En cuanto a igualdad ante la ley en las sociedades occidentales de hoy, feministas y activistas de derechos homosexuales primero alcanzaron –completa o casi completamente– y luego permitieron que otros desviaran sus objetivos legítimos. En cuanto a costumbres, es más lento e inevitablemente complejo. No por un mítico heteropatriarcado capitalista sino porque –además del que las costumbres institucionalizadas no cambian rápidamente– ese mito –y la ideología de género del que forma parte– impulsan repartos políticos de privilegios por cuotas de discriminación “positiva” que crean otras injusticias, con su conflicto, envidia y culpa. Y destruyen la igualdad ante la ley, enervando la cooperación social.
Antes que Engels teorizara destruir la familia para destruir al capitalismo, lo intentaron los comunistas del siglo XV y XVI –taboritas y anabaptistas– Explicaba Hayek en La Fatal Arrogancia, a quienes lo creen novedoso, que “demandas de exoneración de las costumbres morales son arcaicas.
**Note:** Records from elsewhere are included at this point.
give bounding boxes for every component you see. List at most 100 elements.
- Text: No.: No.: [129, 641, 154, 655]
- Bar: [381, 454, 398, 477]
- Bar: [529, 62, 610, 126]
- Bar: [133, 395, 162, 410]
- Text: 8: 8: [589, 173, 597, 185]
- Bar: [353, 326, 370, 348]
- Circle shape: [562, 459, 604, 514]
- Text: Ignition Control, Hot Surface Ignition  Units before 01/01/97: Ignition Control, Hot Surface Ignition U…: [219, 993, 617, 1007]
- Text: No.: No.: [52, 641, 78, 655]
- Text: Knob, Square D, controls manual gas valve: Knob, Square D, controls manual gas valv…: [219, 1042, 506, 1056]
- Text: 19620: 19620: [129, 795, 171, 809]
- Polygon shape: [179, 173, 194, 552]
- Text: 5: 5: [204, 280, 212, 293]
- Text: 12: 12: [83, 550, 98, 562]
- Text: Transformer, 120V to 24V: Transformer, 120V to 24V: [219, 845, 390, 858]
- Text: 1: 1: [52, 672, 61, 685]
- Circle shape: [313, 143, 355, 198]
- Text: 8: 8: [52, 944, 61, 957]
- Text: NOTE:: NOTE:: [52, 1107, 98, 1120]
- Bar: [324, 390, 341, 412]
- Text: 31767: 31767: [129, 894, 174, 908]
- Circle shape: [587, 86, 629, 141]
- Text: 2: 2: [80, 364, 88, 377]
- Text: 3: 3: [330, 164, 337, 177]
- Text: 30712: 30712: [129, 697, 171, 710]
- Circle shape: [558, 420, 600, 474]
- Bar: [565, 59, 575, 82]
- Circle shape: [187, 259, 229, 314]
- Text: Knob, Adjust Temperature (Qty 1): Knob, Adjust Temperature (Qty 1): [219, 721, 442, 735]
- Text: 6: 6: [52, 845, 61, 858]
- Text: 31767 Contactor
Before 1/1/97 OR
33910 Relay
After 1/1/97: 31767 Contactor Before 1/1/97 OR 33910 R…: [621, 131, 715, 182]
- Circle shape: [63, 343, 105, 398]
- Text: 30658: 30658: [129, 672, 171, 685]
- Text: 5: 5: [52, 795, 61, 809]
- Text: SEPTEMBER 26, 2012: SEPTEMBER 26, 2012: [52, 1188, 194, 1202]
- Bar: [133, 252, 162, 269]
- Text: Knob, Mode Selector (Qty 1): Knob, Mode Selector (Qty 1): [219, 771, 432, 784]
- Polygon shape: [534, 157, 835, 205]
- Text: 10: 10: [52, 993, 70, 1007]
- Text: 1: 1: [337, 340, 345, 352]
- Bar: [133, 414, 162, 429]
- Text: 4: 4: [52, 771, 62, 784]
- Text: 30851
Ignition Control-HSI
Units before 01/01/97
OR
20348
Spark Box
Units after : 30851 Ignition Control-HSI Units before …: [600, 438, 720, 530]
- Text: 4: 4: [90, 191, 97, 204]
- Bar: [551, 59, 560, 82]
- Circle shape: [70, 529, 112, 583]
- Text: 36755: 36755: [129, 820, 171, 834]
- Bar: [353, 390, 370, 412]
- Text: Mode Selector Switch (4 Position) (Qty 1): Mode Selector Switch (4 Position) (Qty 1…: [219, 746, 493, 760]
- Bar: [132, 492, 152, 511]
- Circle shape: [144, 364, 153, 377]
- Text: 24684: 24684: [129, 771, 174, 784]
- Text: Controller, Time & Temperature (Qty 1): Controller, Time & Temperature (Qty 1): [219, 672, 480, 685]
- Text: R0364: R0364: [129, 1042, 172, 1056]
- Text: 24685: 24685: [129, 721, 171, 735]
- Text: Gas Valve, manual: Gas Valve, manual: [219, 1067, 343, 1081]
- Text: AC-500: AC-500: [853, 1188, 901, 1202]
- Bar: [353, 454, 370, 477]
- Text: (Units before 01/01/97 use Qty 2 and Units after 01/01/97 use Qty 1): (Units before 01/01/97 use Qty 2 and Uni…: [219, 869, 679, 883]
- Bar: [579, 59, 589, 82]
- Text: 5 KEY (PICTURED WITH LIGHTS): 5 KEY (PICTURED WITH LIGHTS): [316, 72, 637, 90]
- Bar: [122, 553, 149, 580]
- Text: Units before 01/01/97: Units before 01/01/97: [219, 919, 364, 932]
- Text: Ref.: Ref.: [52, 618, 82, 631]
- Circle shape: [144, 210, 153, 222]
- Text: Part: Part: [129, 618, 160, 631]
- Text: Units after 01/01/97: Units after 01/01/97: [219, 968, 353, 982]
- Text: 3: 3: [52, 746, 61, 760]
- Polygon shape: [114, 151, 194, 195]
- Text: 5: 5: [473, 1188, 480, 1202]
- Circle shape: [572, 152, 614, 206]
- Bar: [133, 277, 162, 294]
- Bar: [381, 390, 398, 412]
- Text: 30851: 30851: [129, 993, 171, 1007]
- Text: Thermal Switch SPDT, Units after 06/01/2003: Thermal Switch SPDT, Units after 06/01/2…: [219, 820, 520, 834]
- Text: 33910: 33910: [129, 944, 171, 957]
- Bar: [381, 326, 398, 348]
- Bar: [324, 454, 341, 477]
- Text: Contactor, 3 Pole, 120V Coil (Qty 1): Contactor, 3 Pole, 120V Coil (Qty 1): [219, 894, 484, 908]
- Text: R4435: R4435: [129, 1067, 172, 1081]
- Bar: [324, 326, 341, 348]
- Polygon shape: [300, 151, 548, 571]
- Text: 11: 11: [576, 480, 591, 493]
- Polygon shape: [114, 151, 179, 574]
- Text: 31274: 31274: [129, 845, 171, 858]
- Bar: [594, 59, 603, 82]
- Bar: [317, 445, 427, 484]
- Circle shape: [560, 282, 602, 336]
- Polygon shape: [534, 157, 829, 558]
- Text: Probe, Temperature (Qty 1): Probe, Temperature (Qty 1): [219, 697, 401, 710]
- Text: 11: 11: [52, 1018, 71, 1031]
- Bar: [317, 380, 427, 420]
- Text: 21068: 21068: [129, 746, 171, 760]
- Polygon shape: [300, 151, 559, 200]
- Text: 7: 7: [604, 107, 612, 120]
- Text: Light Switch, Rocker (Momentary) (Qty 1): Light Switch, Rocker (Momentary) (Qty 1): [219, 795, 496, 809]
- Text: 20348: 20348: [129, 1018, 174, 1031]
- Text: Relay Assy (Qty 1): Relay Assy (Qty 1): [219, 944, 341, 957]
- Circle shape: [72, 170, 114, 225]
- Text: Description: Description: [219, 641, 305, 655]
Los que defienden esta liberación podrían destruir las bases de la libertad y romperían los diques que impiden que los hombres dañen irreparablemente las condiciones que hacen posible la civilización”. No les importa. Creen que de esa destrucción nace el mundo totalitario que sueñan. Las personas no les importan. No protestaran la brutal discriminación legal –y tradicional– de la mujer en sociedades musulmanas. Ni contra países en que la homosexualidad es perseguida por ley hoy, en día. Porque comparten destruir al capitalismo. Y a la civilización occidental. Lo único que les importa.